Une FinTech qui ferme, des leçons à tirer…

Denizen
Lancée en mars 2018 après 18 mois de gestation, la jeune pousse américaine Denizen vient d'annoncer sa fermeture prochaine, en raison, officiellement, de son incapacité à atteindre la dimension nécessaire pour garantir la viabilité de son modèle de néo-banque à destination des expatriés. Quelles leçons tirer de cet arrêt brutal ?

Comme quelques autres acteurs positionnés sur le même segment, Denizen est née du constat de la difficulté pour des personnes vivant dans un pays étranger à accéder à des services financiers de qualité et à coût raisonnable : d'un côté, l'ouverture d'un compte local est rendue difficile par des formalités administratives inadaptées, de l'autre, le recours à sa banque d'origine induit des frais qui s'accumulent rapidement.

La solution consiste à proposer un compte multi-devises, opérant comme un produit natif dans chaque pays d'utilisation (pour Denizen, l'Union Européenne et les États-Unis). De la sorte, les transferts d'argent sont considérés comme des virements domestiques, les paiements réalisés avec la carte associée n'encourent aucune commission de change… Et l'application (mobile, généralement) qui l'accompagne permet de gérer les conversions entre les différentes monnaies détenues, à des conditions avantageuses.

Le concept constitue un exemple typique de la FinTech de niche, qui passe par l'identification d'un segment de clientèle mal servi par les établissements historiques, l'analyse de ses frustrations et de ses besoins et, enfin, la mise en place d'une réponse dédiée. Dans le cas de Denizen, le marché des expatriés paraissait idéal, par sa taille (plus de 8 millions d'américains sont concernés, notamment) et par la réticence réelle des banques à l'adresser. Alors pourquoi la startup n'a-t-elle pas réussi à le conquérir ?

Annonce de la fermeture de Denizen

La raison la plus probable de cet échec est le manque de différenciation. En effet, afin de convaincre des utilisateurs d'adopter une innovation, il ne suffit pas de démontrer qu'elle apporte une amélioration par rapport à la situation existante. Il faut que la différence de valeur qu'elle crée soit assez importante (et visible) pour les inciter à surmonter les efforts et les craintes instinctives que suscite un changement d'habitude.

En l'occurrence, les entreprises ciblant les résidents à l'étranger commettent deux erreurs qui concourent à réduire leur avantage concurrentiel apparent, par les deux extrémités : en amont, elles tendent à surestimer les frictions auxquelles leur cible est confrontée, entre autres parce qu'elles sont généralement ponctuelles, et, en aval, les bénéfices qu'elles promettent ne sont pas aussi clairs qu'elles l'imaginent, ne serait-ce que parce que la comparaison des coûts est quasiment impossible a priori.

Il est tout à l'honneur de l'équipe fondatrice d'avoir compris ces limitations dans un délai raisonnable, sans chercher à s'entêter à tout prix.

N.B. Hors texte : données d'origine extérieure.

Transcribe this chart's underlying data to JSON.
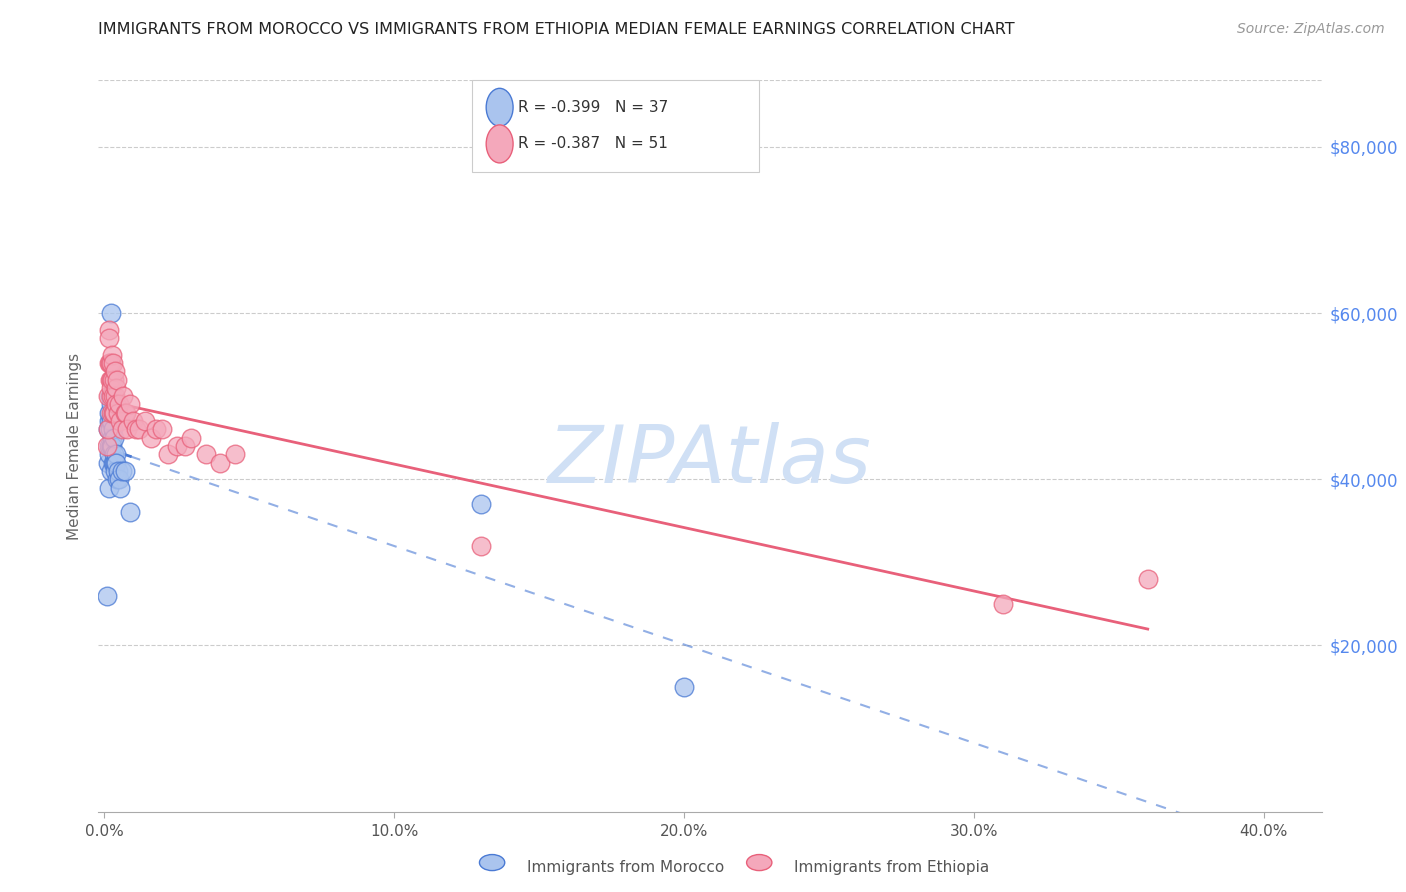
{
  "title": "IMMIGRANTS FROM MOROCCO VS IMMIGRANTS FROM ETHIOPIA MEDIAN FEMALE EARNINGS CORRELATION CHART",
  "source": "Source: ZipAtlas.com",
  "ylabel": "Median Female Earnings",
  "xlabel_ticks": [
    "0.0%",
    "10.0%",
    "20.0%",
    "30.0%",
    "40.0%"
  ],
  "xlabel_vals": [
    0.0,
    0.1,
    0.2,
    0.3,
    0.4
  ],
  "ytick_labels": [
    "$20,000",
    "$40,000",
    "$60,000",
    "$80,000"
  ],
  "ytick_vals": [
    20000,
    40000,
    60000,
    80000
  ],
  "ylim": [
    0,
    88000
  ],
  "xlim": [
    -0.002,
    0.42
  ],
  "morocco_R": -0.399,
  "morocco_N": 37,
  "ethiopia_R": -0.387,
  "ethiopia_N": 51,
  "morocco_color": "#aac4ee",
  "ethiopia_color": "#f4a8bb",
  "morocco_line_color": "#4a7ad4",
  "ethiopia_line_color": "#e8607a",
  "watermark": "ZIPAtlas",
  "watermark_color": "#d0e0f5",
  "morocco_x": [
    0.001,
    0.0012,
    0.0013,
    0.0015,
    0.0015,
    0.0016,
    0.0018,
    0.0018,
    0.002,
    0.002,
    0.0022,
    0.0022,
    0.0023,
    0.0023,
    0.0025,
    0.0025,
    0.0026,
    0.0028,
    0.003,
    0.003,
    0.0032,
    0.0033,
    0.0034,
    0.0035,
    0.0036,
    0.0038,
    0.004,
    0.0042,
    0.0045,
    0.0048,
    0.005,
    0.0055,
    0.006,
    0.007,
    0.009,
    0.13,
    0.2
  ],
  "morocco_y": [
    26000,
    46000,
    42000,
    47000,
    43000,
    48000,
    44000,
    39000,
    50000,
    46000,
    44000,
    41000,
    60000,
    47000,
    44000,
    49000,
    45000,
    44000,
    42000,
    48000,
    46000,
    43000,
    42000,
    45000,
    42000,
    41000,
    43000,
    42000,
    40000,
    41000,
    40000,
    39000,
    41000,
    41000,
    36000,
    37000,
    15000
  ],
  "ethiopia_x": [
    0.001,
    0.0012,
    0.0013,
    0.0015,
    0.0016,
    0.0018,
    0.002,
    0.002,
    0.0022,
    0.0022,
    0.0023,
    0.0025,
    0.0025,
    0.0027,
    0.0028,
    0.003,
    0.003,
    0.0032,
    0.0034,
    0.0035,
    0.0036,
    0.0038,
    0.004,
    0.0042,
    0.0045,
    0.0048,
    0.005,
    0.0055,
    0.006,
    0.0065,
    0.007,
    0.0075,
    0.008,
    0.009,
    0.01,
    0.011,
    0.012,
    0.014,
    0.016,
    0.018,
    0.02,
    0.022,
    0.025,
    0.028,
    0.03,
    0.035,
    0.04,
    0.045,
    0.13,
    0.31,
    0.36
  ],
  "ethiopia_y": [
    44000,
    50000,
    46000,
    58000,
    54000,
    57000,
    54000,
    52000,
    50000,
    52000,
    48000,
    54000,
    51000,
    55000,
    52000,
    50000,
    48000,
    54000,
    52000,
    48000,
    50000,
    53000,
    51000,
    49000,
    52000,
    48000,
    49000,
    47000,
    46000,
    50000,
    48000,
    48000,
    46000,
    49000,
    47000,
    46000,
    46000,
    47000,
    45000,
    46000,
    46000,
    43000,
    44000,
    44000,
    45000,
    43000,
    42000,
    43000,
    32000,
    25000,
    28000
  ],
  "morocco_line_start_x": 0.001,
  "morocco_line_end_x": 0.009,
  "morocco_line_dash_start": 0.009,
  "morocco_line_dash_end": 0.42,
  "ethiopia_line_start_x": 0.001,
  "ethiopia_line_end_x": 0.36
}
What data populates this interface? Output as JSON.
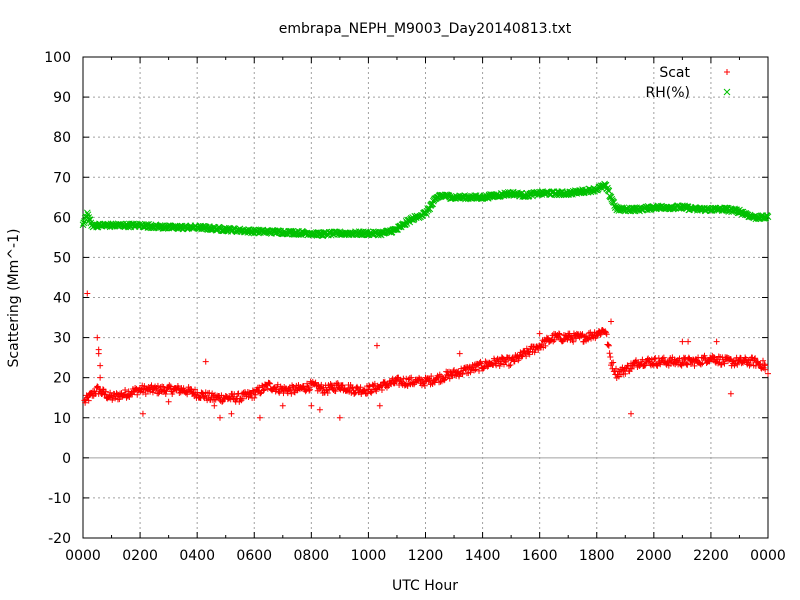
{
  "chart_data": {
    "type": "scatter",
    "title": "embrapa_NEPH_M9003_Day20140813.txt",
    "xlabel": "UTC Hour",
    "ylabel": "Scattering (Mm^-1)",
    "xlim": [
      0,
      24
    ],
    "ylim": [
      -20,
      100
    ],
    "x_ticks": [
      "0000",
      "0200",
      "0400",
      "0600",
      "0800",
      "1000",
      "1200",
      "1400",
      "1600",
      "1800",
      "2000",
      "2200",
      "0000"
    ],
    "y_ticks": [
      -20,
      -10,
      0,
      10,
      20,
      30,
      40,
      50,
      60,
      70,
      80,
      90,
      100
    ],
    "grid": true,
    "legend_position": "top-right",
    "zero_line": true,
    "series": [
      {
        "name": "Scat",
        "marker": "+",
        "color": "#ff0000",
        "trend": [
          [
            0.05,
            14
          ],
          [
            0.5,
            17
          ],
          [
            1.0,
            15
          ],
          [
            1.5,
            16
          ],
          [
            2.0,
            17
          ],
          [
            3.0,
            17
          ],
          [
            3.5,
            17
          ],
          [
            4.0,
            16
          ],
          [
            4.5,
            15
          ],
          [
            5.0,
            15
          ],
          [
            5.5,
            15
          ],
          [
            6.0,
            16
          ],
          [
            6.5,
            18
          ],
          [
            7.0,
            17
          ],
          [
            7.5,
            17
          ],
          [
            8.0,
            18
          ],
          [
            8.5,
            17
          ],
          [
            9.0,
            18
          ],
          [
            9.5,
            17
          ],
          [
            10.0,
            17
          ],
          [
            10.5,
            18
          ],
          [
            11.0,
            19
          ],
          [
            11.5,
            19
          ],
          [
            12.0,
            19
          ],
          [
            12.5,
            20
          ],
          [
            13.0,
            21
          ],
          [
            13.5,
            22
          ],
          [
            14.0,
            23
          ],
          [
            14.5,
            24
          ],
          [
            15.0,
            24
          ],
          [
            15.5,
            26
          ],
          [
            16.0,
            28
          ],
          [
            16.5,
            30
          ],
          [
            17.0,
            30
          ],
          [
            17.5,
            30
          ],
          [
            18.0,
            31
          ],
          [
            18.3,
            32
          ],
          [
            18.5,
            24
          ],
          [
            18.7,
            21
          ],
          [
            19.0,
            22
          ],
          [
            19.5,
            24
          ],
          [
            20.0,
            24
          ],
          [
            20.5,
            24
          ],
          [
            21.0,
            24
          ],
          [
            21.5,
            24
          ],
          [
            22.0,
            25
          ],
          [
            22.5,
            24
          ],
          [
            23.0,
            24
          ],
          [
            23.5,
            24
          ],
          [
            23.9,
            23
          ]
        ],
        "outliers": [
          [
            0.15,
            41
          ],
          [
            0.5,
            30
          ],
          [
            0.55,
            27
          ],
          [
            0.55,
            26
          ],
          [
            0.6,
            23
          ],
          [
            0.6,
            20
          ],
          [
            2.1,
            11
          ],
          [
            3.0,
            14
          ],
          [
            4.3,
            24
          ],
          [
            4.6,
            13
          ],
          [
            4.8,
            10
          ],
          [
            5.2,
            11
          ],
          [
            6.2,
            10
          ],
          [
            7.0,
            13
          ],
          [
            8.0,
            13
          ],
          [
            8.3,
            12
          ],
          [
            9.0,
            10
          ],
          [
            10.3,
            28
          ],
          [
            10.4,
            13
          ],
          [
            13.2,
            26
          ],
          [
            16.0,
            31
          ],
          [
            17.0,
            31
          ],
          [
            18.5,
            34
          ],
          [
            19.2,
            11
          ],
          [
            19.3,
            23
          ],
          [
            21.0,
            29
          ],
          [
            21.2,
            29
          ],
          [
            22.2,
            29
          ],
          [
            22.7,
            16
          ],
          [
            23.9,
            22
          ],
          [
            24.0,
            21
          ]
        ]
      },
      {
        "name": "RH(%)",
        "marker": "x",
        "color": "#00c000",
        "trend": [
          [
            0.0,
            58
          ],
          [
            0.15,
            61
          ],
          [
            0.3,
            58
          ],
          [
            1.0,
            58
          ],
          [
            2.0,
            58
          ],
          [
            3.0,
            57.5
          ],
          [
            4.0,
            57.5
          ],
          [
            5.0,
            57
          ],
          [
            6.0,
            56.5
          ],
          [
            7.0,
            56.3
          ],
          [
            8.0,
            56
          ],
          [
            8.3,
            55.8
          ],
          [
            9.0,
            56
          ],
          [
            10.0,
            56
          ],
          [
            10.5,
            56
          ],
          [
            11.0,
            57
          ],
          [
            11.5,
            59.5
          ],
          [
            12.0,
            61
          ],
          [
            12.3,
            64
          ],
          [
            12.5,
            65.5
          ],
          [
            13.0,
            65
          ],
          [
            13.5,
            65
          ],
          [
            14.0,
            65
          ],
          [
            14.5,
            65.5
          ],
          [
            15.0,
            66
          ],
          [
            15.5,
            65.5
          ],
          [
            16.0,
            66
          ],
          [
            16.5,
            66
          ],
          [
            17.0,
            66
          ],
          [
            17.5,
            66.5
          ],
          [
            18.0,
            67
          ],
          [
            18.3,
            68
          ],
          [
            18.5,
            65
          ],
          [
            18.7,
            62
          ],
          [
            19.0,
            62
          ],
          [
            19.5,
            62
          ],
          [
            20.0,
            62.5
          ],
          [
            20.5,
            62.5
          ],
          [
            21.0,
            62.5
          ],
          [
            21.5,
            62
          ],
          [
            22.0,
            62
          ],
          [
            22.5,
            62
          ],
          [
            23.0,
            61.5
          ],
          [
            23.5,
            60
          ],
          [
            24.0,
            60
          ]
        ]
      }
    ]
  }
}
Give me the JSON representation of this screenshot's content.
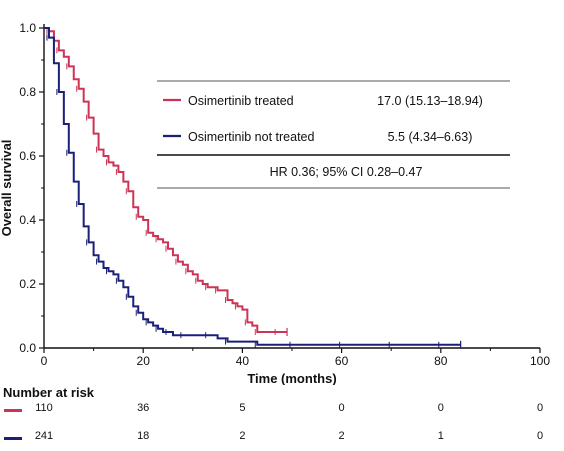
{
  "colors": {
    "treated": "#cc3355",
    "not_treated": "#1a1f7a"
  },
  "chart_data": {
    "type": "line",
    "xlabel": "Time (months)",
    "ylabel": "Overall survival",
    "xlim": [
      0,
      100
    ],
    "ylim": [
      0,
      1.0
    ],
    "x_ticks": [
      "0",
      "20",
      "40",
      "60",
      "80",
      "100"
    ],
    "y_ticks": [
      "0.0",
      "0.2",
      "0.4",
      "0.6",
      "0.8",
      "1.0"
    ],
    "legend": {
      "rows": [
        {
          "label": "Osimertinib treated",
          "value": "17.0 (15.13–18.94)",
          "series": "treated"
        },
        {
          "label": "Osimertinib not treated",
          "value": "5.5 (4.34–6.63)",
          "series": "not_treated"
        }
      ],
      "hr": "HR 0.36; 95% CI 0.28–0.47"
    },
    "series": [
      {
        "key": "treated",
        "name": "Osimertinib treated",
        "x": [
          0,
          1,
          2,
          3,
          4,
          5,
          6,
          7,
          8,
          9,
          10,
          11,
          12,
          13,
          14,
          15,
          16,
          17,
          18,
          19,
          20,
          21,
          22,
          23,
          24,
          25,
          26,
          27,
          28,
          29,
          30,
          31,
          32,
          33,
          34,
          35,
          36,
          37,
          38,
          39,
          40,
          41,
          42,
          43,
          45,
          47,
          49
        ],
        "y": [
          1.0,
          0.99,
          0.96,
          0.93,
          0.91,
          0.88,
          0.84,
          0.81,
          0.77,
          0.72,
          0.67,
          0.62,
          0.6,
          0.58,
          0.57,
          0.55,
          0.52,
          0.49,
          0.44,
          0.41,
          0.4,
          0.36,
          0.35,
          0.34,
          0.33,
          0.31,
          0.29,
          0.27,
          0.26,
          0.24,
          0.23,
          0.21,
          0.2,
          0.19,
          0.19,
          0.18,
          0.18,
          0.15,
          0.14,
          0.13,
          0.12,
          0.08,
          0.07,
          0.05,
          0.05,
          0.05,
          0.05
        ]
      },
      {
        "key": "not_treated",
        "name": "Osimertinib not treated",
        "x": [
          0,
          1,
          2,
          3,
          4,
          5,
          6,
          7,
          8,
          9,
          10,
          11,
          12,
          13,
          14,
          15,
          16,
          17,
          18,
          19,
          20,
          21,
          22,
          23,
          24,
          25,
          26,
          28,
          30,
          33,
          35,
          37,
          40,
          43,
          46,
          50,
          55,
          60,
          65,
          70,
          75,
          80,
          84
        ],
        "y": [
          1.0,
          0.97,
          0.89,
          0.8,
          0.7,
          0.61,
          0.52,
          0.45,
          0.38,
          0.33,
          0.29,
          0.27,
          0.25,
          0.24,
          0.23,
          0.21,
          0.19,
          0.16,
          0.13,
          0.11,
          0.09,
          0.08,
          0.07,
          0.06,
          0.05,
          0.05,
          0.04,
          0.04,
          0.04,
          0.04,
          0.03,
          0.02,
          0.02,
          0.01,
          0.01,
          0.01,
          0.01,
          0.01,
          0.01,
          0.01,
          0.01,
          0.01,
          0.01
        ]
      }
    ]
  },
  "risk_table": {
    "title": "Number at risk",
    "times": [
      0,
      20,
      40,
      60,
      80,
      100
    ],
    "rows": [
      {
        "series": "treated",
        "values": [
          "110",
          "36",
          "5",
          "0",
          "0",
          "0"
        ]
      },
      {
        "series": "not_treated",
        "values": [
          "241",
          "18",
          "2",
          "2",
          "1",
          "0"
        ]
      }
    ]
  }
}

Mais il sera encore plus intéressant de voir si BBVA (qui a investi dans Denizen, via sa filiale américaine) réussit également à capitaliser sur cette expérience, car si la solution envisagée n'est finalement pas très innovante, elle peut certainement être intégrée dans l'offre standard de la banque, en évitant ainsi les problématiques d'échelle d'une approche exclusivement de niche.